Connecting the Pacific to the Atlantic, this waterway has been a key conduit for international maritime trade since it was completed in 1914. As we approach, be out on deck or up on the Bridge to witness the distant silhouette of Panama City, with its modern skyscrapers, as it replaces the vista of tall rainforest trees. We’ll hold our position as the canal pilot boards. His job is to navigate the vessel through the series of locks, come wind, fog, or rainy season. It’s a challenging, delicate job in one of the busiest waterways in the world, where ships come in close proximity to each other and to the walls of the lock chambers. Millions of gallons of water power our transit—no pumps, just gravity.

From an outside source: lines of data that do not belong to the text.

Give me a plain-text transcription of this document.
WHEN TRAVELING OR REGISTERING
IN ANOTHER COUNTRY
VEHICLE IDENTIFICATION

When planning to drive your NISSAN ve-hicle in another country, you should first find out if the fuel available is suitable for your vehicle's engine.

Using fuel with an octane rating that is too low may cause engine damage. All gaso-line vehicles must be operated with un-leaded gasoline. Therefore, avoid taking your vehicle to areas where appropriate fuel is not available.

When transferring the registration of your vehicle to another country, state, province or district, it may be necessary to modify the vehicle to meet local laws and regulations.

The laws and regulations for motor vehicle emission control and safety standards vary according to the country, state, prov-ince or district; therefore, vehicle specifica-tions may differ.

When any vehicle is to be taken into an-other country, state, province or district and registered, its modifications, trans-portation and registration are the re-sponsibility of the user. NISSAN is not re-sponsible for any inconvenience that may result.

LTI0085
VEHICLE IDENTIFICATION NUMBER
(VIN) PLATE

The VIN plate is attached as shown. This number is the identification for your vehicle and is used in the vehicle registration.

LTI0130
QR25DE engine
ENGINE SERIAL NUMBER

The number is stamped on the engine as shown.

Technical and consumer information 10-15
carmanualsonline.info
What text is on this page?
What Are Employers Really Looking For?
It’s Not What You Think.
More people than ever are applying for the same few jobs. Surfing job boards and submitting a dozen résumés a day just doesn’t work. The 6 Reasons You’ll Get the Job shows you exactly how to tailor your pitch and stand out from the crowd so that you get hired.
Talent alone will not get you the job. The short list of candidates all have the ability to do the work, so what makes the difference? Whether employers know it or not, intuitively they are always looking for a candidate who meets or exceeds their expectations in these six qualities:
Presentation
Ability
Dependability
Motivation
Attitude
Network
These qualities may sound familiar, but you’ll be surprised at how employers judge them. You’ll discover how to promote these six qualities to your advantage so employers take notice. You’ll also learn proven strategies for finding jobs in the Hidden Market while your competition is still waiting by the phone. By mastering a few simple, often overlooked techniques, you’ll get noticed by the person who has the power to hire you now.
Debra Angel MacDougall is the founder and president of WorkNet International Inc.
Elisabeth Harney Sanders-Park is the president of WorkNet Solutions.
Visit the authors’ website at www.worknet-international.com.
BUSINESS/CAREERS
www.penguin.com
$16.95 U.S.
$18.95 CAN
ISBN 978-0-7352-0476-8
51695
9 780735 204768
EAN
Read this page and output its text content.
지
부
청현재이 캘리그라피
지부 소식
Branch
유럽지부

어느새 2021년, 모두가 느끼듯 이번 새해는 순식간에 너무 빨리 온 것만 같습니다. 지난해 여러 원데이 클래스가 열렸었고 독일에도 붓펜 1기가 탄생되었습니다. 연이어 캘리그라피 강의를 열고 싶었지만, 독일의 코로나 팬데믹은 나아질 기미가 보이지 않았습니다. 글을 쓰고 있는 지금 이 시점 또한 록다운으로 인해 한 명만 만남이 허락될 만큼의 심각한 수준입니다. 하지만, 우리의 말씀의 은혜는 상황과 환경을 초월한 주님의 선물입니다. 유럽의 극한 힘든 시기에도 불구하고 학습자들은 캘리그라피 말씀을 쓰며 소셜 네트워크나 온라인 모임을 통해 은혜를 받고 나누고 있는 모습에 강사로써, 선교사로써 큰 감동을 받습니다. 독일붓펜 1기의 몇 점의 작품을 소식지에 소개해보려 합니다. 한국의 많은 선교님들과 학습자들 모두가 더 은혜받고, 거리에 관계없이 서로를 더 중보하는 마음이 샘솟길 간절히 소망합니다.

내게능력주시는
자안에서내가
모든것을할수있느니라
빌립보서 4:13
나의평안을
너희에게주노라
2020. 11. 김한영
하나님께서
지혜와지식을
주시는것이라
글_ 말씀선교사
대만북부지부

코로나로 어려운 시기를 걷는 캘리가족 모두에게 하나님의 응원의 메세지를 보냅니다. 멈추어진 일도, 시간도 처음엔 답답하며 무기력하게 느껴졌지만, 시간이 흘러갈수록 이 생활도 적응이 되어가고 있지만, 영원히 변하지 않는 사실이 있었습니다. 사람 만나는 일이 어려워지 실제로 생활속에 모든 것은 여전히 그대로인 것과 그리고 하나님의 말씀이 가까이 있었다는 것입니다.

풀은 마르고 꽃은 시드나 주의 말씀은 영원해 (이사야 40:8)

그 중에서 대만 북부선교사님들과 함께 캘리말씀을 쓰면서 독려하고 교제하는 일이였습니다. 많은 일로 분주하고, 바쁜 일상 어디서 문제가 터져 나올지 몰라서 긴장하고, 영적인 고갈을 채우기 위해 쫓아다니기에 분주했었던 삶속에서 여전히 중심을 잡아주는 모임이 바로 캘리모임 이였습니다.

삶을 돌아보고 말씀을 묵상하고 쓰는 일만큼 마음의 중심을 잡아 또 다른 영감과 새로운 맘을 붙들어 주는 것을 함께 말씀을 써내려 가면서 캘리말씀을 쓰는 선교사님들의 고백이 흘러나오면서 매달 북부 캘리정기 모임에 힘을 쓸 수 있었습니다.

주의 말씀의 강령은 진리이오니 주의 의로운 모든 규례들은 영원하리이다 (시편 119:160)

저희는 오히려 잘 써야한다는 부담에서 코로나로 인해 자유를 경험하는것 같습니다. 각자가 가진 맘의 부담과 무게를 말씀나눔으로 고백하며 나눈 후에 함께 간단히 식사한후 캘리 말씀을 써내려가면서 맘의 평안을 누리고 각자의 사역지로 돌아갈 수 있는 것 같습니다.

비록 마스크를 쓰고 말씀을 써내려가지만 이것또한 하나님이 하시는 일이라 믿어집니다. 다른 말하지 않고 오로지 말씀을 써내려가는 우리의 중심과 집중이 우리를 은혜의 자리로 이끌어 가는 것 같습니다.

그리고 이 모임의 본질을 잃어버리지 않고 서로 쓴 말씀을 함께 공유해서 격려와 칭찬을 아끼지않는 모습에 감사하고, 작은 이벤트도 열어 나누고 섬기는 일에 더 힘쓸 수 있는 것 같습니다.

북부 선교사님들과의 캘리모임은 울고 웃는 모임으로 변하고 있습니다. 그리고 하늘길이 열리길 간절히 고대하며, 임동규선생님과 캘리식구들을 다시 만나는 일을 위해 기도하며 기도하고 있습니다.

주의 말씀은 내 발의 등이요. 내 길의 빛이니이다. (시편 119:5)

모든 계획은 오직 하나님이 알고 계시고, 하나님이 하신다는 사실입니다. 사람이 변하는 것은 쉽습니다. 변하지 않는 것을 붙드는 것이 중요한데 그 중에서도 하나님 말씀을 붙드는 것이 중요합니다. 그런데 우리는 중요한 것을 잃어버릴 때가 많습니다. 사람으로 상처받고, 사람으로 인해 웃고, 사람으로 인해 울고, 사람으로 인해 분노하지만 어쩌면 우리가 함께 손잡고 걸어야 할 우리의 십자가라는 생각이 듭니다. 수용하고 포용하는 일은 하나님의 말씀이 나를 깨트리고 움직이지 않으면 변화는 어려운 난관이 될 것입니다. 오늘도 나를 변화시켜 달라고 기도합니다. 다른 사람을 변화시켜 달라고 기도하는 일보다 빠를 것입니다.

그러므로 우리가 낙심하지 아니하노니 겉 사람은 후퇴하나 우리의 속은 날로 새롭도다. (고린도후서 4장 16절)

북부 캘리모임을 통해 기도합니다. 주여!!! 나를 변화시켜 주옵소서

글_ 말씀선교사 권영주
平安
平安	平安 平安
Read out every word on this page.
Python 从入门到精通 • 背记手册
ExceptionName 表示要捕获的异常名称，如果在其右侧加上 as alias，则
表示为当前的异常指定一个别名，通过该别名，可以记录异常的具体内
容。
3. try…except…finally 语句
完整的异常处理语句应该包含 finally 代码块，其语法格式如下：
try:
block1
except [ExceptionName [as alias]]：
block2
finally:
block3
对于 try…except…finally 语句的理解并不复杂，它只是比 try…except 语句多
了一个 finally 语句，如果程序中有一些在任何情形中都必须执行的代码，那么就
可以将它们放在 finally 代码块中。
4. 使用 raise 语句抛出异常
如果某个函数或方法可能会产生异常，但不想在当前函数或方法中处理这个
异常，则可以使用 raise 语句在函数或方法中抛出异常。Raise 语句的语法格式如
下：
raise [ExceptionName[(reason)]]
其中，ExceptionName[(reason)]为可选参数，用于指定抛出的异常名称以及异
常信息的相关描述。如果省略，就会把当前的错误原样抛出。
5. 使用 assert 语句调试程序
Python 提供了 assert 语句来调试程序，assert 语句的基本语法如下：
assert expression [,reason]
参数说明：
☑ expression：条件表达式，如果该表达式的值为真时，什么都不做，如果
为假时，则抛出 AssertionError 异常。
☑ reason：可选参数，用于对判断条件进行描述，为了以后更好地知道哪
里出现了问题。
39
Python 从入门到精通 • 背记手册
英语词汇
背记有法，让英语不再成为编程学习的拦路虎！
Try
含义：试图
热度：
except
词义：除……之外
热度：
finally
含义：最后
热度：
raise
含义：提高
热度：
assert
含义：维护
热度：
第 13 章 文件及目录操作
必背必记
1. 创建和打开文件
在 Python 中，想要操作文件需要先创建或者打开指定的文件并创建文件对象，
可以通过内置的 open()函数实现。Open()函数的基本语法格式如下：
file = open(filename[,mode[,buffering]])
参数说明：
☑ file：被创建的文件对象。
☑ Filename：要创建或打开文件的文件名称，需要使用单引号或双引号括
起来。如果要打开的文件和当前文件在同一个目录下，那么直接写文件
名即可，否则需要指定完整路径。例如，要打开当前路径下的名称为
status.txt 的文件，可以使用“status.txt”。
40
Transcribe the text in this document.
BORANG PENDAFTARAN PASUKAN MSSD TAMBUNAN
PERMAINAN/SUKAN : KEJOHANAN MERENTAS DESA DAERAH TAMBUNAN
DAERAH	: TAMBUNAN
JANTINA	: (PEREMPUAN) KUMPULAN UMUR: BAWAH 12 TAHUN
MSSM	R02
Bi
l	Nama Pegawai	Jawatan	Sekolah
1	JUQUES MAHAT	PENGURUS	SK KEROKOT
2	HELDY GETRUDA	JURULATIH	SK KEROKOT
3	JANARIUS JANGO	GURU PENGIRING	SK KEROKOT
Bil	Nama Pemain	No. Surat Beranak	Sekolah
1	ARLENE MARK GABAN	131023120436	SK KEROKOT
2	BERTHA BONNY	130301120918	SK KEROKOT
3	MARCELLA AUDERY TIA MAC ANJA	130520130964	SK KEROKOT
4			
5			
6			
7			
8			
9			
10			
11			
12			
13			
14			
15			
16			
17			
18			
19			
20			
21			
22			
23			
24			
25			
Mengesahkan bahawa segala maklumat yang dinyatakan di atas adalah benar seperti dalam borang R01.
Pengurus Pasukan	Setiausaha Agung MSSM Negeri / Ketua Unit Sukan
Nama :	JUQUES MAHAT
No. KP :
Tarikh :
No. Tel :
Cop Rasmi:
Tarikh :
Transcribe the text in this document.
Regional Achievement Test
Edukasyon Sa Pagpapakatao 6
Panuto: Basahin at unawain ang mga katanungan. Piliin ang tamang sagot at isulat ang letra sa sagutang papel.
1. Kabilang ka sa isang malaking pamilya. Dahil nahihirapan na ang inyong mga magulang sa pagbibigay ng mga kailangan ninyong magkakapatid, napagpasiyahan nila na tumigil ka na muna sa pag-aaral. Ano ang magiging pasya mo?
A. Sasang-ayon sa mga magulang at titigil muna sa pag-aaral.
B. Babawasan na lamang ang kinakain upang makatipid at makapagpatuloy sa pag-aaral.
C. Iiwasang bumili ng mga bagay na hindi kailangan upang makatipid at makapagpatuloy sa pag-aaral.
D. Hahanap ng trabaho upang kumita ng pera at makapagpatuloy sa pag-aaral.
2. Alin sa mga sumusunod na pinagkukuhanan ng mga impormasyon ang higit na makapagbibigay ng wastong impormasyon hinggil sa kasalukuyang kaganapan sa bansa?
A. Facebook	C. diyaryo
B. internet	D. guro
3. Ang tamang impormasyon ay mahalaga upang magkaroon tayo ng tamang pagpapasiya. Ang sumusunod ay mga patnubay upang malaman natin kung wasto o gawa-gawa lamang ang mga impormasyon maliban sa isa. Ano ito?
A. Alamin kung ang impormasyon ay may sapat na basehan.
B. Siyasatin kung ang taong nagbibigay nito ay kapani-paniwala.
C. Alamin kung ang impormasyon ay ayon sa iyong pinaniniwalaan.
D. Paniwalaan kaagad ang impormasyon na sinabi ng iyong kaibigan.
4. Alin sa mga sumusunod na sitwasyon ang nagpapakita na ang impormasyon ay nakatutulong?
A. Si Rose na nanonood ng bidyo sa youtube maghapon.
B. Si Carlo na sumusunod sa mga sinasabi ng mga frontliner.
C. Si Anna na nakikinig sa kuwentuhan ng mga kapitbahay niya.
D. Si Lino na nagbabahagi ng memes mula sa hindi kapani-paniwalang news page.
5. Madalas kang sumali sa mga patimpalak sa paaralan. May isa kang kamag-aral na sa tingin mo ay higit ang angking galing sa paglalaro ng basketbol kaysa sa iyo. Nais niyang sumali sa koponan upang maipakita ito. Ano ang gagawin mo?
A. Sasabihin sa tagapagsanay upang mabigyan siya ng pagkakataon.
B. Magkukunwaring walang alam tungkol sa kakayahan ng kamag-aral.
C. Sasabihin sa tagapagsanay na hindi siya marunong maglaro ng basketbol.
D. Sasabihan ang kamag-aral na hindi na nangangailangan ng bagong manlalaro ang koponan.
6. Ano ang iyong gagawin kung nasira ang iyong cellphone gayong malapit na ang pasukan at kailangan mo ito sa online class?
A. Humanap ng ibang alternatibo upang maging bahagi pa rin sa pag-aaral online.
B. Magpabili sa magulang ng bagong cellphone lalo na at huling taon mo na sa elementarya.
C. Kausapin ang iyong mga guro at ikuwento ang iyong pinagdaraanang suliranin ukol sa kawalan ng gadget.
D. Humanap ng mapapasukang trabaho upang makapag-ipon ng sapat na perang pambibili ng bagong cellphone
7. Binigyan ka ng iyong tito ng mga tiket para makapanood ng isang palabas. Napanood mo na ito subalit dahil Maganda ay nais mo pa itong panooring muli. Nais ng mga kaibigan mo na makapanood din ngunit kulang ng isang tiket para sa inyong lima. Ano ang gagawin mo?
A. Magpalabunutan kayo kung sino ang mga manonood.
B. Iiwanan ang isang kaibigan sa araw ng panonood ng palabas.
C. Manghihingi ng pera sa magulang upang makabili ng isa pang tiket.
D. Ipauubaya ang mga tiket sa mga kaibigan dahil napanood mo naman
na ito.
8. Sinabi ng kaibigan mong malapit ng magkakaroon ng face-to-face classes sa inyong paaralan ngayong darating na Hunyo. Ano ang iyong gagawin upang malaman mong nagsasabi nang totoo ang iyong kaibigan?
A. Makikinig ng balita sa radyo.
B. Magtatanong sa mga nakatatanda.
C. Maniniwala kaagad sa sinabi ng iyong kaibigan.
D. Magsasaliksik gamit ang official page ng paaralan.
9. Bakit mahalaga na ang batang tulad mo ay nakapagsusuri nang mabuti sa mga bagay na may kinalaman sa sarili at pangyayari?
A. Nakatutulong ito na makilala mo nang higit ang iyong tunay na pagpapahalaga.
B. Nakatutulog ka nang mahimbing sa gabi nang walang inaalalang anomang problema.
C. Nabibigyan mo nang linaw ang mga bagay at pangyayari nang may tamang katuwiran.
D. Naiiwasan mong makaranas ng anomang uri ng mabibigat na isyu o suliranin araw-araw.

As we cruise through to the Miraflores Locks, the Centennial Bridge frames the entrance to the Gaillard Cut. Though the construction of the canal began as a French project, it was overtaken and completed by the U.S. in 1914. Thousands of workers, innovative engineering technology, and sheer force of will created one of the greatest engineering marvels of the last century. The Panama Canal has since been expanded in a project finalized in 2016, making room for larger vessels carrying more cargo, known as Neo Panamax ships. Experience a piece of human history at work as we traverse this storied passage connecting two oceans.